Das Team von Seidenberg und Sturm kehrt in Carolina in die Erfolgsspur zurück. Nashvilles Tscheche bügelt Gocs Scheitern aus.

Nashville - Zwei Siege und drei Niederlagen gab es für die deutschen Eishockey-Nationalspieler in der NHL.

Das deutsche Duo Dennis Seidenberg und Marco Sturm feierte dabei mit den Boston Bruins nach zwei Pleiten in Folge einen 5:2-Erfolg einen 5:2-Erfolg bei den Carolina Hurricanes.

Für die Bruins, Achter im Osten mit 74 Zählern und 3 Punkten Vorsprung auf Rang neun, war es ein wichtiger Erfolg im Kampf um die Play-off-Plätze. (DATENCENTER: Ergebnisse und Tabelle)

Nashville siegt im Shootout

Gleiches galt für Marcel Goc und Nashville.
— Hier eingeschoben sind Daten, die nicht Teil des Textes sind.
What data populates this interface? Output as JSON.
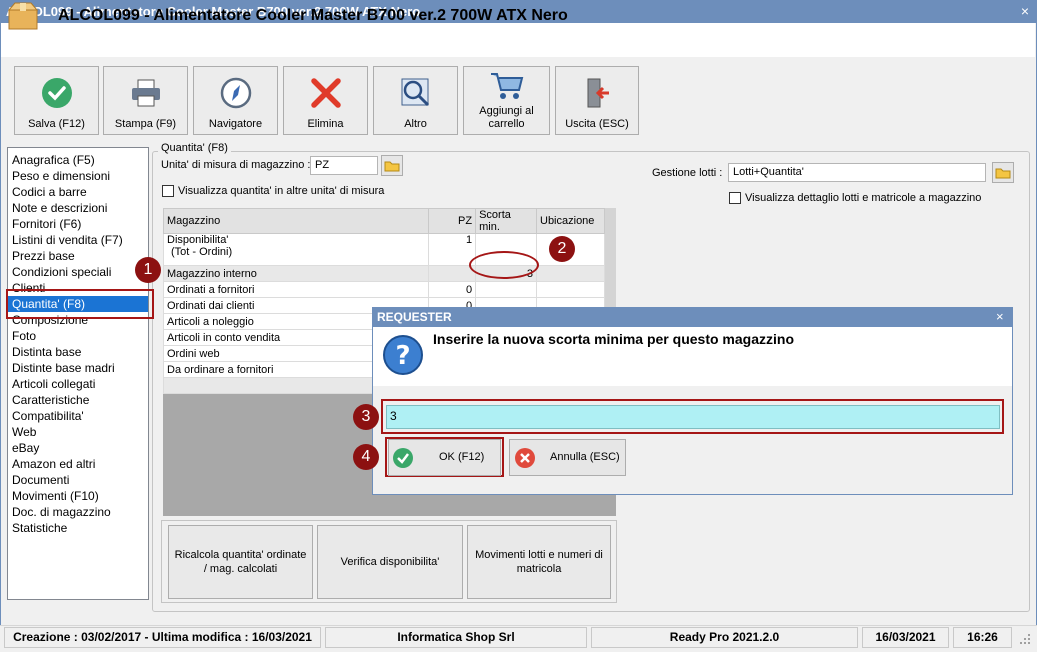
{
  "window": {
    "title": "ALCOL099 - Alimentatore Cooler Master B700 ver.2 700W ATX Nero",
    "close_glyph": "×"
  },
  "header": {
    "product_title": "ALCOL099 - Alimentatore Cooler Master B700 ver.2 700W ATX Nero"
  },
  "toolbar": {
    "save": "Salva (F12)",
    "print": "Stampa (F9)",
    "navigator": "Navigatore",
    "delete": "Elimina",
    "more": "Altro",
    "add_cart_line1": "Aggiungi al",
    "add_cart_line2": "carrello",
    "exit": "Uscita (ESC)"
  },
  "nav": {
    "items": [
      "Anagrafica (F5)",
      "Peso e dimensioni",
      "Codici a barre",
      "Note e descrizioni",
      "Fornitori (F6)",
      "Listini di vendita (F7)",
      "Prezzi base",
      "Condizioni speciali",
      "Clienti",
      "Quantita' (F8)",
      "Composizione",
      "Foto",
      "Distinta base",
      "Distinte base madri",
      "Articoli collegati",
      "Caratteristiche",
      "Compatibilita'",
      "Web",
      "eBay",
      "Amazon ed altri",
      "Documenti",
      "Movimenti (F10)",
      "Doc. di magazzino",
      "Statistiche"
    ]
  },
  "quantity": {
    "legend": "Quantita' (F8)",
    "unit_label": "Unita' di misura di magazzino :",
    "unit_value": "PZ",
    "show_other_units": "Visualizza quantita' in altre unita' di misura",
    "lots_label": "Gestione lotti :",
    "lots_value": "Lotti+Quantita'",
    "show_lot_detail": "Visualizza dettaglio lotti e matricole a magazzino"
  },
  "grid": {
    "headers": [
      "Magazzino",
      "PZ",
      "Scorta min.",
      "Ubicazione"
    ],
    "rows": [
      {
        "name": "Disponibilita'",
        "name2": "(Tot - Ordini)",
        "pz": "1",
        "scorta": ""
      },
      {
        "name": "Magazzino interno",
        "pz": "",
        "scorta": "3"
      },
      {
        "name": "Ordinati a fornitori",
        "pz": "0",
        "scorta": ""
      },
      {
        "name": "Ordinati dai clienti",
        "pz": "0",
        "scorta": ""
      },
      {
        "name": "Articoli a noleggio",
        "pz": "",
        "scorta": ""
      },
      {
        "name": "Articoli in conto vendita",
        "pz": "",
        "scorta": ""
      },
      {
        "name": "Ordini web",
        "pz": "",
        "scorta": ""
      },
      {
        "name": "Da ordinare a fornitori",
        "pz": "",
        "scorta": ""
      }
    ]
  },
  "bottom_buttons": {
    "recalc": "Ricalcola quantita' ordinate / mag. calcolati",
    "verify": "Verifica disponibilita'",
    "lot_moves": "Movimenti lotti e numeri di matricola"
  },
  "dialog": {
    "title": "REQUESTER",
    "close_glyph": "×",
    "message": "Inserire la nuova scorta minima per questo magazzino",
    "input_value": "3",
    "ok": "OK (F12)",
    "cancel": "Annulla (ESC)"
  },
  "callouts": [
    "1",
    "2",
    "3",
    "4"
  ],
  "status": {
    "dates": "Creazione : 03/02/2017 - Ultima modifica : 16/03/2021",
    "company": "Informatica Shop Srl",
    "version": "Ready Pro 2021.2.0",
    "date": "16/03/2021",
    "time": "16:26"
  },
  "colors": {
    "title_bar": "#6d8ebb",
    "selection": "#1b74d4",
    "callout": "#8c1111",
    "input_bg": "#aff0f4"
  }
}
Die Predators setzten sich nach Penaltyschießen in eigener Halle 4:3 durch und belegen mit 83 Punkten den siebten Platz im Westen vor den Detroit Red Wings (80).

Goc konnte seinen Versuch beim Shootout nicht verwerten, als Matchwinner sprang der tschechische Nationalspieler Martin Erat in die Bresche.

Deutsche mit Assists

Sowohl Seidenberg für Boston als auch Goc verbuchten am Dienstagabend jeweils einen Assist.
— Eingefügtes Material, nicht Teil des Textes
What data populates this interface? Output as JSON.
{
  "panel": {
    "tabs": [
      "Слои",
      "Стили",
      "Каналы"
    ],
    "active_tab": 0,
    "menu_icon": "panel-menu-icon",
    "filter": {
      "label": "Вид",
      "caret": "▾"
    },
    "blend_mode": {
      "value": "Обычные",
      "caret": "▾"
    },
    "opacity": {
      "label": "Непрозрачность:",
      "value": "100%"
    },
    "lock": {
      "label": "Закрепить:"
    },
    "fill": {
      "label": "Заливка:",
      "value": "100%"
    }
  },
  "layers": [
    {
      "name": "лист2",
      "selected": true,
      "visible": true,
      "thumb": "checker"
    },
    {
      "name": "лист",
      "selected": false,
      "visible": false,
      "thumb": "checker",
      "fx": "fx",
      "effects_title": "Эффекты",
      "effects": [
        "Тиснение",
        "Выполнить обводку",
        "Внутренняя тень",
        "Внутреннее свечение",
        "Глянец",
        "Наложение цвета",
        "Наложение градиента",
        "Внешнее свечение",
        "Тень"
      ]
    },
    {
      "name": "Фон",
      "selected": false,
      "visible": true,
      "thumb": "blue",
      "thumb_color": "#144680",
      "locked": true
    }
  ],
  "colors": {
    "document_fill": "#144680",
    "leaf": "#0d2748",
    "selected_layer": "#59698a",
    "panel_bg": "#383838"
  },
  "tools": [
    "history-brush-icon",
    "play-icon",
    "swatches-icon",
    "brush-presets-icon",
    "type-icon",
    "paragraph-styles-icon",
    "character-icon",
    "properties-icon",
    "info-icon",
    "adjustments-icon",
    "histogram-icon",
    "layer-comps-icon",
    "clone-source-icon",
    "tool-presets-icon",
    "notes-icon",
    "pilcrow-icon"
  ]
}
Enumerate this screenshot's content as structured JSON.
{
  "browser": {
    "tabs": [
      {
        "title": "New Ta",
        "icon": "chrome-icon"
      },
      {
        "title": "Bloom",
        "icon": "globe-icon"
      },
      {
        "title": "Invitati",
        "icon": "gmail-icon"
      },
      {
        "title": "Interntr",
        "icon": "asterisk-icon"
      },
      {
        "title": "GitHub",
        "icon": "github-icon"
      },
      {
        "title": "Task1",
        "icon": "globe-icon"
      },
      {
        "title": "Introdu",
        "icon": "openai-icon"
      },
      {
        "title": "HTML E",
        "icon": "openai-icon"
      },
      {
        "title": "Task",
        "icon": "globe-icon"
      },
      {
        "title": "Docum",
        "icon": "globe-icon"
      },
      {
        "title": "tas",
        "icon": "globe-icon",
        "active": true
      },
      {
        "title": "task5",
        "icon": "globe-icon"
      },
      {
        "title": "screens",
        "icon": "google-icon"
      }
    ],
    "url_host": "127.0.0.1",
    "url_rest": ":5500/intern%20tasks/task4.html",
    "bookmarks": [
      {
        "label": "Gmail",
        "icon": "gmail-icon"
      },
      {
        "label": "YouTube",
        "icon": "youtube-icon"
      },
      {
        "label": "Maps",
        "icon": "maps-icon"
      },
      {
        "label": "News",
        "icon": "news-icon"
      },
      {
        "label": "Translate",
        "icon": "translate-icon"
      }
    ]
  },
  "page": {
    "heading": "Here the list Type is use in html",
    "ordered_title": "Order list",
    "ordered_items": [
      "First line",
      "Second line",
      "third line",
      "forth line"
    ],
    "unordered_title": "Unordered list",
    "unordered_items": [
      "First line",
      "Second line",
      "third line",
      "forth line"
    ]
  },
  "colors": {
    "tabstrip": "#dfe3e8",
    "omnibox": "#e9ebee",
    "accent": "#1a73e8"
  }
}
Ebenso Christian Ehrhoff, der mit den Vancouver Canucks, der Nummer drei im Westen, allerdings eine 2:5-Heimniederlage gegen die New York Islanders verkraften musste.

Überragender Mann des Abends war Islanders-Youngster John Tavares. Der 19-Jährige glänzte mit zwei Toren und drei Vorlagen.

Greiss kassiert vier Treffer

Einen rabenschwarzen Abend erwischte Thomas Greiss mit den San Jose Sharks.

Die beste Mannschaft des Westen (96 Punkte) ging überraschend bei den Dallas Stars, nur Zwölfter in der Western Conference, mit 2:8 baden.

Nationaltorhüter Greiss wurde beim Stand von 0:4 Mitte des zweiten Viertels eingewechselt, nachdem sein russischer Teamkollege Jewgeni Nabokow vier von 17 Schüssen nicht parieren konnte.

Der 24-jährige Greiss konnte sich mit zehn Paraden bei 14 Schüssen aber auch nicht auszeichnen.

Hecht verliert gegen Schubert-Team

Deutlich enger ging es bei der 3:4-Niederlage der Buffalo Sabres bei den Atlanta Thrashers, bei denen Christoph Schubert wegen einer Hüftverletzung erneut passen musste, zu.

Das Team um Nationalspieler Jochen Hecht lag nach einem Blitzstart der Thrashers im ersten Drittel bereits 1:3 hinten, glich nach Treffern von Matt Ellis im zweiten und Tim Kennedy im Schlussdrittel aber noch aus.

Sechs Minuten vor dem Ende war es aber Atlantas Jim Slater, der mit seinem Tor für die Entscheidung sorgte.